Mais depuis que la Russie et l'Azerbaïdjan ont adhéré, en 1996 et 2001 respectivement, ils ont tout fait pour affaiblir le Conseil de l'Europe de l'intérieur en sabotant les rapports critiques sur leurs propres manquements aux droits de l'homme. Ils ont souvent reçu l'appui de plusieurs délégations du Conseil, y compris de celles de l'Espagne, de la Turquie, du Royaume-Uni, de la France, de la Hongrie et la Pologne.

Christoph Strässer  député social-démocrate allemand et rapporteur sur les prisonniers politiques en Azerbaïdjan pour l'Assemblée Parlementaire du Conseil, affirme qu'il est dégoûté de ce qui se passe.

Il fait valoir que les parlementaires qui défendent l'Azerbaïdjan , sans hésitation sont souvent invités à des voyages somptueux dans le pays. Les entreprises européennes à la solde du régime du président Aliev font aussi pression de manière intensive à Strasbourg, siège du Conseil de l'Europe.

Lorsque Strässer a récemment demandé à l'Assemblée Parlementaire de voter sur les performances de l'Azerbaïdjan en matière de droits de l'Homme, il a été battu. "Nous ne pouvions pas défendre nos valeurs", a t-il dit à Carnegie Europe.

Robert Walter , député conservateur britannique, a déclaré au cours du débat: "Malheureusement, le rapporteur, M. Strässer, qui se passionne pour cette question, n'a pas visité les prisons et les prisonniers en Azerbaïdjan".

Comment le pourrait-il? "Malgré de nombreuses demandes, le régime azéri ne m'a accordé aucun visa", a déclaré Strässer. Strässer  qui a reçu le soutien du gouvernement et de l'opposition allemands , estime que la crédibilité du Conseil de l'Europe est atteinte de l'intérieur.

C'est une leçon importante pour l'Union européenne, aussi.

Si l'UE et le Conseil de l'Europe sont censés représenter les valeurs démocratiques de l'Europe, que se passe-t-il lorsque ces valeurs sont compromises par un Etat membre?

L'Union européenne souffre de nombreux exemples de tels manquements en son sein, de l'éternelle corruption en Roumanie et en Bulgarie, à l'ingérence dans le système judiciaire en Hongrie , à la discrimation envers les Roms en République tchèque et en Slovaquie. Aucun de ces cas ne sont à la même échelle que ceux relevés en Azerbaïdjan ou en Russie, mais ils sont assez dangereux.

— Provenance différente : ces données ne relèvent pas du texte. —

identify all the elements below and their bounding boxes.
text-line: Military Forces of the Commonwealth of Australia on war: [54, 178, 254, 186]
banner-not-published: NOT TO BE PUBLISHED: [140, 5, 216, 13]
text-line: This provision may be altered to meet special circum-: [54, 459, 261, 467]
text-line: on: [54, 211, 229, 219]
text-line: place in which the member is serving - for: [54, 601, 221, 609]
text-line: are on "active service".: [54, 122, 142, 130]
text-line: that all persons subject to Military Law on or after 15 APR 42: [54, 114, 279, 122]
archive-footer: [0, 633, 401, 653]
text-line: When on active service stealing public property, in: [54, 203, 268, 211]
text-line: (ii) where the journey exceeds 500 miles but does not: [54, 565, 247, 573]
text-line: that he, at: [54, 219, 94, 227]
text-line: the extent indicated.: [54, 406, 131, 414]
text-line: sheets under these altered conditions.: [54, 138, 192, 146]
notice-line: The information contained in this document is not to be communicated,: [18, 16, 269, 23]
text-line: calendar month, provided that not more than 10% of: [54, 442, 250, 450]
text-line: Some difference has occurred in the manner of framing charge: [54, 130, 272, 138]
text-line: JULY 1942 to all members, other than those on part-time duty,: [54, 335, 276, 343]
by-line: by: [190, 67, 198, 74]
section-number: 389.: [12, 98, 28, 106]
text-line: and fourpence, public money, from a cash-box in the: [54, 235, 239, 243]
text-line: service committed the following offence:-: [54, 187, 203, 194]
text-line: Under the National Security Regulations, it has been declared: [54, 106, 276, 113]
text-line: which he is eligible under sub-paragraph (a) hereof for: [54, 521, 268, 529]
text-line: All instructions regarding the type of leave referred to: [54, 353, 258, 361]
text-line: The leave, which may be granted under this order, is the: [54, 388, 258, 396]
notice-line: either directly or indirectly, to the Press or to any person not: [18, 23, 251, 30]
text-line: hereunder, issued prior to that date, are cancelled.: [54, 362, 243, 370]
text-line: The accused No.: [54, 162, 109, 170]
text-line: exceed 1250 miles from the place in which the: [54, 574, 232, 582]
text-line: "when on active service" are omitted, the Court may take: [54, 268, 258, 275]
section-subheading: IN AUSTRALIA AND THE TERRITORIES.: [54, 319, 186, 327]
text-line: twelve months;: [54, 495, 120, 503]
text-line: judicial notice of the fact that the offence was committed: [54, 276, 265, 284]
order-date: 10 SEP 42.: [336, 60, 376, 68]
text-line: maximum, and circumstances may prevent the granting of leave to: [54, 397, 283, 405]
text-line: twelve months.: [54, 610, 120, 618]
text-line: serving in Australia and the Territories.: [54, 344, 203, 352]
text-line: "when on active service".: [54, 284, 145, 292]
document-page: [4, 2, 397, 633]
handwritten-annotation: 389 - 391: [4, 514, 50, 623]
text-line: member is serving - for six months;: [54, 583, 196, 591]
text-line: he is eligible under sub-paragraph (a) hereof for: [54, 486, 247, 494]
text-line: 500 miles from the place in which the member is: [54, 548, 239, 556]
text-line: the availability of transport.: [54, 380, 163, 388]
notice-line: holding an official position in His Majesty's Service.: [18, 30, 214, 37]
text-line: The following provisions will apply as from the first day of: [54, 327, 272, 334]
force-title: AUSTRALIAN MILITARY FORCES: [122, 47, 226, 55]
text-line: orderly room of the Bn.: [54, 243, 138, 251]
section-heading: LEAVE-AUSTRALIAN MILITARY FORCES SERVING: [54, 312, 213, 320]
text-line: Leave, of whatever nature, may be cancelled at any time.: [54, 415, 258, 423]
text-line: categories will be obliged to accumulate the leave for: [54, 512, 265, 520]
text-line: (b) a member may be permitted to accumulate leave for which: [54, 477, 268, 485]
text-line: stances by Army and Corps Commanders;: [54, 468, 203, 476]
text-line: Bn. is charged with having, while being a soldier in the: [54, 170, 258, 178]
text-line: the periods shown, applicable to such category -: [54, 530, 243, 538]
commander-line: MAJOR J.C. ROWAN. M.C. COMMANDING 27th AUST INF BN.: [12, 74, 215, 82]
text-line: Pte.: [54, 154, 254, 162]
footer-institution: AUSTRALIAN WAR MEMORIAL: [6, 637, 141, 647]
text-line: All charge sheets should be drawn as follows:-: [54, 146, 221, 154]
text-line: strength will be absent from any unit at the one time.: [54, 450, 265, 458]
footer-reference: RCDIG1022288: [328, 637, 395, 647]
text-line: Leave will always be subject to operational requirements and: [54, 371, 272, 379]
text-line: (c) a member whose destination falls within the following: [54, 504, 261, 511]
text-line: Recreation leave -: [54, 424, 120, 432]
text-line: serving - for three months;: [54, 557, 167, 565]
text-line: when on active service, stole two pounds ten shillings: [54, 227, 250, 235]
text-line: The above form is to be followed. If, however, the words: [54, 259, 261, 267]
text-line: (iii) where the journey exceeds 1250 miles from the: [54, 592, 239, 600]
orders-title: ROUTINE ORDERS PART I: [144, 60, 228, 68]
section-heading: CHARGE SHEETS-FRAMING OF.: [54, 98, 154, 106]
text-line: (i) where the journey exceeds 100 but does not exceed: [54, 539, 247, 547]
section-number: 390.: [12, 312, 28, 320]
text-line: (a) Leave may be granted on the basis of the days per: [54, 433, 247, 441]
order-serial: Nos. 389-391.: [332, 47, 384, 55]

Idéalement, Strässer souhaiterait des sanctions à l'encontre de ces pays. "Mais vous ne parviendriez jamais à obtenir le soutien unanime" a t-il ajouté.

Strässer et de nombreuses ONG estiment que l'UE pourrait être beaucoup plus critique envers l'Azerbaïdjan, qui, après tout, est à la recherche des liens plus étroits avec Bruxelles à travers la politique de voisinage de l'Union européenne, et envers la Russie, qui veut une exemption de visas pour ces citoyens voyageant en Europe.

L'UE, le Conseil de l'Europe et l'OSCE ont certains moyens de pression, s'ils choisissent de les utiliser. Ils devraient "nommer et blamer" les Etats les moins coopératifs en matière de Droits humains et  faire beaucoup plus pour soutenir les mouvements de la société civile. Cela pourrait stimuler les militants pro-démocratie de ces pays..

Après tout, n'oublions pas ce qui s'est passé après la signature en 1975 de l'Acte final d'Helsinki , une déclaration destinée à améliorer les relations entre le bloc communiste et l'Occident. Il a donné un énorme coup de pouce politique et psychologique pour les mouvements dissidents en Europe de l'Est et en Union soviétique. Ils estimaient avoir ainsi reçu un soutien moral, de la part de l'Europe occidentale et desÉtats-Unis.

Ce soutien est aujourd'hui plus nécessaire que jamais pour les zones périphériques de l'Europe et au-delà. Il est temps pour l'Union européenne, le Conseil de l'Europe et de l'OSCE de prendre publiquement position contre les membres qui cherchent à saper les valeurs de l'Europe et même à détruire son cap.